PythonとJavaの型付けの違い(動的型付け vs 静的型付け)
プログラミング言語において「型付け」とは、変数がどんな種類のデータを持つかを管理する仕組みです。型付けの方法には主に以下の2種類があります。
- 動的型付け(Dynamic Typing)
- 静的型付け(Static Typing)
まずはPythonとJavaの主な違いを比較して見ていきます。
🆚 主な違い
比較項目 | Python | Java |
---|---|---|
型の厳密性 | 動的型付け(型推論) | 静的型付け(型を明示) |
メモリ効率 | 低(すべてがオブジェクト) | 高(プリミティブ型は軽量) |
型変換 | 自動的に変換されることが多い | 明示的なキャストが必要 |
整数のサイズ | 任意精度(サイズ制限なし) | 固定サイズ(例:int は32bit) |
文字型 |
str 型(1文字も文字列として扱う) |
char 型あり(UTF-16で1文字を表現) |
Javaのプリミティブ型は、クラスではなく、メソッドを持ちません。Pythonでは、整数や文字列もオブジェクトなので、メソッドや属性を持ちます。Pythonの int は任意精度で、サイズが大きくなるとメモリも増えます。一方Javaのint は32ビット固定で、非常に効率的です。
🐍Python:動的型付け
- 変数に型を明示的に指定しない。
- 代入された値によって自動的に型が決まる。
- 実行時に型の整合性がチェックされる。
例
test = 10 # int型
test = "Hello" # str型に変更!
print(test) # 出力:Hello
メリット
- コードが見やすく、柔軟。
デメリット
- 型の不一致によるバグが実行時までわからない。
☕Java:静的型付け
- 変数を宣言する際に型を明示的に指定する必要がある。
- コンパイル時に型の整合性がチェックされる。
- 型が一致しないとコンパイルエラーになる。
例 ※比較としてここだけJavaを使っています。
int test = 10;
test = "hello"; // コンパイルエラー:型がintなのにStringを代入しようとしている
String str = "10";
int test = Integer.parseInt(str); // OK:数値文字列を整数に変換出来ます。

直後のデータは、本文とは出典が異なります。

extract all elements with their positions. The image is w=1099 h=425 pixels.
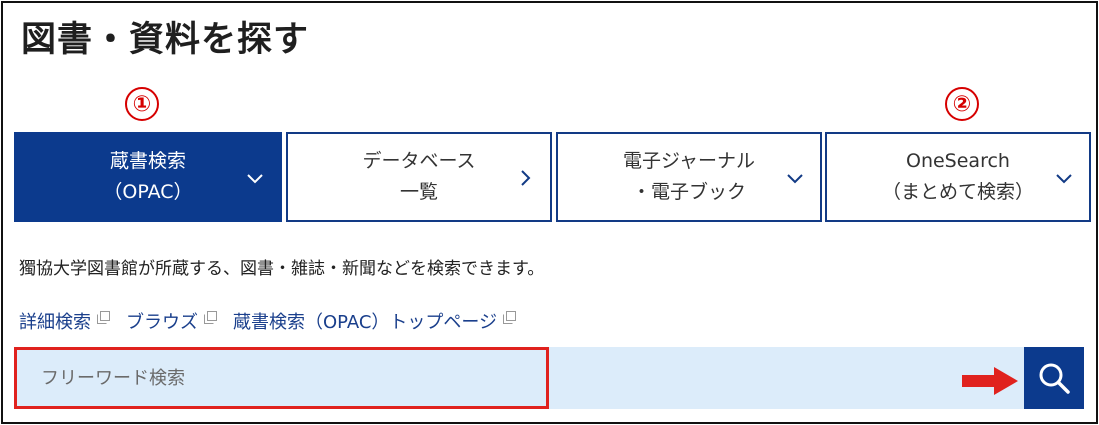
search-bar: [14, 347, 1024, 409]
tab-label-line2: （まとめて検索）: [881, 181, 1034, 203]
browse-link[interactable]: ブラウズ: [126, 308, 217, 334]
opac-top-page-link[interactable]: 蔵書検索（OPAC）トップページ: [233, 308, 517, 334]
chevron-down-icon: [247, 174, 263, 184]
tab-label-line1: 電子ジャーナル: [622, 150, 756, 172]
tab-label-line2: ・電子ブック: [631, 181, 746, 203]
advanced-search-link[interactable]: 詳細検索: [19, 308, 110, 334]
annotation-marker-1: ①: [125, 87, 159, 121]
link-label: 蔵書検索（OPAC）トップページ: [233, 312, 498, 333]
annotation-marker-2: ②: [945, 87, 979, 121]
tab-label-line1: 蔵書検索: [109, 150, 186, 172]
external-link-icon: [97, 310, 110, 324]
page-title: 図書・資料を探す: [21, 20, 310, 60]
search-description: 獨協大学図書館が所蔵する、図書・雑誌・新聞などを検索できます。: [19, 259, 545, 279]
chevron-down-icon: [787, 174, 803, 184]
tab-label-line1: OneSearch: [906, 150, 1010, 172]
search-panel: 図書・資料を探す ① ② 蔵書検索 （OPAC） データベース 一覧 電子ジャー…: [1, 1, 1098, 424]
link-label: ブラウズ: [126, 312, 198, 333]
external-link-icon: [503, 310, 517, 324]
tab-label-line2: （OPAC）: [103, 181, 193, 203]
tab-onesearch[interactable]: OneSearch （まとめて検索）: [825, 132, 1091, 222]
search-button[interactable]: [1024, 347, 1084, 409]
link-label: 詳細検索: [19, 312, 91, 333]
search-input[interactable]: [14, 347, 549, 409]
arrow-right-icon: [962, 367, 1018, 395]
tab-label-line2: 一覧: [399, 181, 438, 203]
search-icon: [1039, 363, 1070, 394]
search-links: 詳細検索 ブラウズ 蔵書検索（OPAC）トップページ: [19, 308, 532, 334]
chevron-right-icon: [521, 170, 531, 186]
tab-database-list[interactable]: データベース 一覧: [286, 132, 552, 222]
search-tabs: 蔵書検索 （OPAC） データベース 一覧 電子ジャーナル ・電子ブック One…: [14, 132, 1091, 222]
tab-ejournal-ebook[interactable]: 電子ジャーナル ・電子ブック: [556, 132, 822, 222]
tab-opac[interactable]: 蔵書検索 （OPAC）: [14, 132, 282, 222]
tab-label-line1: データベース: [362, 150, 476, 172]
external-link-icon: [204, 310, 217, 324]
chevron-down-icon: [1056, 174, 1072, 184]
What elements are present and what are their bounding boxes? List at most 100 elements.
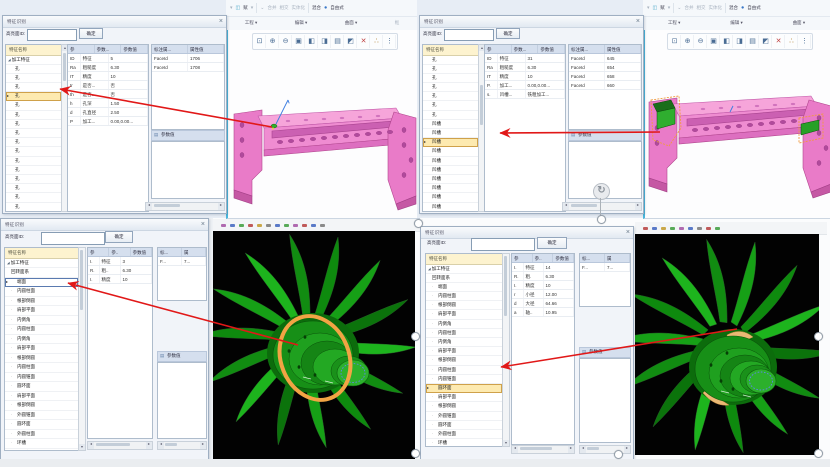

System.out.println(test); // 出力: 10
メリット
- 型の不一致によるバグを事前に防げる。
デメリット
- 型の不一致によるバグが実行時までわからない。
- 柔軟性が低いため、異なる型間での代入には明示的な型変換(キャスト)が必要。
- Pythonと比較すると初心者には難易度がJavaの方が高い。
まとめ
自分がこの間まで受けていた研修の復習も兼ねて書いてみました。記事を書くことによってデータ型について理解が深まりました。PythonとJavaを比較して見るといかにPythonが初心者に分かりやすいなと思いました。これからも勉強がてら書いていこうと思います。